Olhos de prata, murmúrios de ouro,
interrogações que se abrumaram,
rudes questionamentos que não se esvam,.
acumulados e dissimulados
na consciência incerta.

Sol e Lua dentro da noite adentro do dia,
dúbia conversa entre astros que não ponderam
se circunferenciam numa rota imutável,
rotineira como o tempo irrefutável.

Despir, rubro significado altivo,
máscara que não tateia simulacro inteira,
Lívia pele, tenra mentira fluida n’água,
paixão que se encadeia, mas não queima,
límpido abismo simulado de realidade.

Entrecortadas vozes que se dissecam,
o vento, o que diz o vento ao vento
que ventila a própria sentença
de outros apagados tempos invernais?

Sim, a paixão é rubra lavra de vulcão,
espessa e fluida e sufocada nuvem,
que dilui a consciência e o logos.

Resistir na verde margem relva,
com o retrato entrecortado n’água,
tingido pelas toscas luzes do prisma,
para que o branco não seja preto,
para que o preto não seja branco,
simulada visão do natural tempo,
arquitetado.

O que somos, àquilo que nós fomos,
dentro de poucos instantes, iremos,
a questão inquestionável que aglutina,
súplice e suplicado que ateia,
ruge o instante dentro de um infinito.

Driblar uma consciência outra, gesto possível,
e a si mesmo, improvável ato que desfigura,
como a cera de uma face resplandecente,
que desfalece na contra luz do tempo.

Um eclipse é uma imagem de pena,
rápido encontro, infindável espera,
que se perde como amantes por acaso,
que desfalecem após o orgasmo.

Admira-se trágica cena de um enamorado,
que enluarado pela límpida água refletida,
soltos suspiros como se outra natureza,
sua máscara fosse esculpida e terminada.

Rogado por tal imagem quer ser altivo,
buscar dentro de si próprio outros gemidos,
que a faça entreter de seus alaridos,
dissimulado como está de si na margem.

Perdido, quer encontrar um pedido, só suspiro,
melodiar, uma canção suave, só grunhido,
entreter ao outro, e a si mesmo, só que entretido.
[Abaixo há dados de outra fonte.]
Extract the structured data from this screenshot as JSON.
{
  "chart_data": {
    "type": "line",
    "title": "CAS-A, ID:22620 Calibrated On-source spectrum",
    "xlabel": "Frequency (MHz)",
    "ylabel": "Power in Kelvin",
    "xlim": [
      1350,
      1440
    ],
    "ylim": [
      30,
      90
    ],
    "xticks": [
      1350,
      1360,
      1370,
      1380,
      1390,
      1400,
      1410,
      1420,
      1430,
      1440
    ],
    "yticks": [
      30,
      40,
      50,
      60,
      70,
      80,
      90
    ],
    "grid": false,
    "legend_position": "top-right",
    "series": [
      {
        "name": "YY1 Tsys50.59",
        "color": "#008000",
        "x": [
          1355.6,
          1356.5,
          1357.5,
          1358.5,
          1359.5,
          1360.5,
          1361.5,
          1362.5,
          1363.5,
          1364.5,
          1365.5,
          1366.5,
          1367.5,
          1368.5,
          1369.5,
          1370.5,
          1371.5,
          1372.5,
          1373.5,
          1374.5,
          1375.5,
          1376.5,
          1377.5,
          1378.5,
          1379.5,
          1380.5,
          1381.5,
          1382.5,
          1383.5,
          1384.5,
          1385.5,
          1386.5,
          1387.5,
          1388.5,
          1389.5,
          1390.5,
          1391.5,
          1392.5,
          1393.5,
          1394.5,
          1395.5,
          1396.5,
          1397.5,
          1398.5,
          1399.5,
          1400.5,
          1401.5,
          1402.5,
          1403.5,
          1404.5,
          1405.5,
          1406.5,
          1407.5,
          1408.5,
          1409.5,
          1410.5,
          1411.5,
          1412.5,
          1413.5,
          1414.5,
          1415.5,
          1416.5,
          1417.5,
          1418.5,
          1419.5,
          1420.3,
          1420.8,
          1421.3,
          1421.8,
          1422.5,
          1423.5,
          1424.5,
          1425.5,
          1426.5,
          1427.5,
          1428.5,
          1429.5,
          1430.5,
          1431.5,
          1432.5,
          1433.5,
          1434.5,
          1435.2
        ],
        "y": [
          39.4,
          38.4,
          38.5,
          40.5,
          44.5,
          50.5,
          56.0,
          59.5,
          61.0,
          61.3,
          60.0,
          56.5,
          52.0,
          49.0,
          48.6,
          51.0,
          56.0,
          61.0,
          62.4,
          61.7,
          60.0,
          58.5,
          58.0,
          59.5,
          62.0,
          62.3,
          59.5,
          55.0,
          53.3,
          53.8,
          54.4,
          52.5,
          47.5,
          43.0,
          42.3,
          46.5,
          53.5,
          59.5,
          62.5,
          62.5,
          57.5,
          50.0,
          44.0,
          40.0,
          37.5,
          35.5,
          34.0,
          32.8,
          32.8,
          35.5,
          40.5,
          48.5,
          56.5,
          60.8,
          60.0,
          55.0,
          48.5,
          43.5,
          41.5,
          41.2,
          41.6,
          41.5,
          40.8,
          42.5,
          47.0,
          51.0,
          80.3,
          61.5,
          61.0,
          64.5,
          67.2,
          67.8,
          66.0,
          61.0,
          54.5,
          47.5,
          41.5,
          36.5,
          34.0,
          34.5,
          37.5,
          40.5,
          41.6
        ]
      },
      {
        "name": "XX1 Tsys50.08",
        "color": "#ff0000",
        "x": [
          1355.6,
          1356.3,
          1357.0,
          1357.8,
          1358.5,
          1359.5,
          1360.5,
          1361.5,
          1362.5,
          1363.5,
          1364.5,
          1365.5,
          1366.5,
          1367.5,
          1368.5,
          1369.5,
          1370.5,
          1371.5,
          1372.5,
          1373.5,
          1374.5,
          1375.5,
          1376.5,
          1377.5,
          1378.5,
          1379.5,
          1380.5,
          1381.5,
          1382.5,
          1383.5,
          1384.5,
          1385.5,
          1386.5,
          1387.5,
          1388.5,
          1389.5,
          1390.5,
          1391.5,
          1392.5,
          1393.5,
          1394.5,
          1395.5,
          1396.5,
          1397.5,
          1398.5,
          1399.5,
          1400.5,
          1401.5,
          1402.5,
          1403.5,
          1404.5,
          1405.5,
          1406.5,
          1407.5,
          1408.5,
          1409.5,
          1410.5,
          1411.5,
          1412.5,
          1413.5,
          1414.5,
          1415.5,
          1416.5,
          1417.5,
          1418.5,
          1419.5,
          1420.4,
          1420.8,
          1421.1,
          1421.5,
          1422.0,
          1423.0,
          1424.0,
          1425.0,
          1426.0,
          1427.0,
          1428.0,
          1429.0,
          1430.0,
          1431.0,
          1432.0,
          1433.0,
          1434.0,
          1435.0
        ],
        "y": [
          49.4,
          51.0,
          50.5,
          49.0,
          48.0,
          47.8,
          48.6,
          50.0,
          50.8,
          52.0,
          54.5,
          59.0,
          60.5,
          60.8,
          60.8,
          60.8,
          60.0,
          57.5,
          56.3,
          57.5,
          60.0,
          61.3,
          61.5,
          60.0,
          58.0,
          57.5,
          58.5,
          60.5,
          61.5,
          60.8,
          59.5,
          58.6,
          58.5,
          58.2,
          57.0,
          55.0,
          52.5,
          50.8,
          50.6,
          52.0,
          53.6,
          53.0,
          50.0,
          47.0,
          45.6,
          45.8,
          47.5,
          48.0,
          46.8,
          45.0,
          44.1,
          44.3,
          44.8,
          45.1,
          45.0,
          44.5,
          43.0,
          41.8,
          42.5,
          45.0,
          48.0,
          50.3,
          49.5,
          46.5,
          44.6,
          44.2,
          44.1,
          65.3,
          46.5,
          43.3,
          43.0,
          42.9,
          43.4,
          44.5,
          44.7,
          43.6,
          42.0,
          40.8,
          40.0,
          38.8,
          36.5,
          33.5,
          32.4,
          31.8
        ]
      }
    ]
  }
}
Desfazer-se de sua própria figura espectral,
sem tal companheira, voar altivo no azul céu,
pintando o que lhe resta da augusta miséria.

O suplicante exaurido de sua ébria consciência,
vê os reflexos na margem cobertos de rubro véu,
os raios de circunferência prata, ledo engano,
são frios como a noite invernal, que o vento retrata,
é tão só esta paixão que exaure e assusta
quem se observa refletido, a si mesmo perdido.

As brancas mãos, os braços abraçados que aguardam
a possibilidade de ali ainda haver um ninho doirado,
que agassa-lhe o pássaro de sua frígida tempestade,
antes que se finde numa escura nuvem do nada.

Altiva é sua boca, carnudos lábios marmóreos,
suspiros e gemidos é feito o martírio que dali, .
parte e retorna num outro segundo de infinita perda,
na paisagem onde um branco mancebo se retraí.

O corpo é branca estátua que não se move mais,
inerte como a mais dura esfinge indecifrável,
corrói o interior sobre o sol angustiante e a pino,
cabelos doirados que não mais doiram a enseada,
só a brisa lhe sussurra, o que antes lhe encantava,
triste é a sua matéria, ledo seu simulacro invólucro.

O que somos sobre uma margem de uma relva,
que nos desperta com a limpida água que flui,
é a ébria forma de uma bruma suplicada,
que se perfez, e se desfaz n’água de um lago.